The Napoleonic Wars by Alexander Mikaberidze
Greenlights by Matthew McConaughey (this is from 2021 but I Kvetched about it in 2022)
Books I started to Kvetch about
Stalin: The Court of the Red Tsar by Simon Sebag Montefiore
Rigged by Cameron Murray
Lots to say about this — worth a read! Funny to read about people and firms and events you’ve had personal or indirect experience with…
The Ancient City by Numa Denis Fustel de Coulanges
Interesting to compare and contrast the ancient religious and cultural structures of Rome and Greece with modern worship and family. Very clear parallels or subversions within Judaism.
Books I hope to Kvetch about
Lone Star: A History of Texas and the Texans by T. R. Fehrenbach
On Power by Robert Caro
1493 by Charles C. Mann
I think about this book all the time and really do hope I Kvetch on it. Also hope Mann gets more of his books into audiobook form. I think I read this end of 2021 but sneaking it into this list because I want to come back to it.

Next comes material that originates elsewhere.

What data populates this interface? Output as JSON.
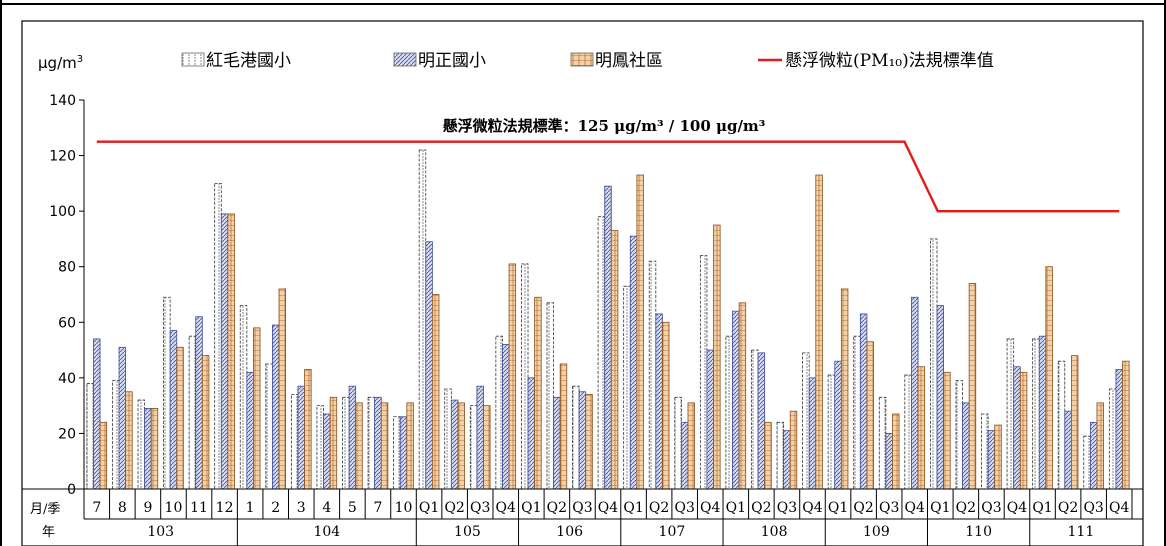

Talent by Tyler Cowen and Daniel Gross
Parts struck me as deeply conservative in the Jordan Peterson sense — you’re not looking for the faffers and the nudniks, you want the go getters! In that way it occasionally felt transgressive in its conventionality. Been meaning to Kvetch on this.
The Order of Time by Carlo Rovelli
Beautiful and concise, I find these ideas melt over me and I still can’t grasp basic ideas about the nature of time.
The Soul of the World by Roger Scruton
Lovely parts, not quite sure I quite grokked his version of dualism.
Beauty by Roger Scruton
The Ottoman Age of Exploration by Giancarlo Casale
Intellectuals and Society by Thomas Sowell
The Starship and the Canoe by Kenneth Brower
The Machiavellians by James Burnham
The oddest thing about this book is that Burnham insists that Machiavelli, unlike Dante, wrote his work with no hidden meaning — as though it’s entirely politically unmotivated. Which strikes me as extremely unlikely and naïve.
Amp It Up by Frank Slootman
The Maintenance Race by Stewart Brand
Asabiyyah by Ed West
Armageddon Averted: The Soviet Collapse, 1970-2000 by Stephen Kotkin
The Language Instinct by Stephen Pinker
The Fall of Rome: And the End of Civilization by Bryan Ward-Perkins
All About Me! by Mel Brooks
Did you know that Jews fighting for the US Army in WWII had the letter “H” (for Hebrew) on their dog tags?
Books I’ve been grazing on but haven’t finished
Hunger by Knut Hamsun
The Story of the Jews by Simon Schama (I have mentioned it in Kvetch a few times)
Kill Chain by Andrew Cockburn
The Overstory by Richard Powers
3. A Personal Note
I guess all of the above is to say thanks! I’ve found a cadence that has brought me a means of expression, meaning and connection. Many of these ideas have been percolating for years or decades and it’s a pleasure to find a critical mass of people from around the world to share them with.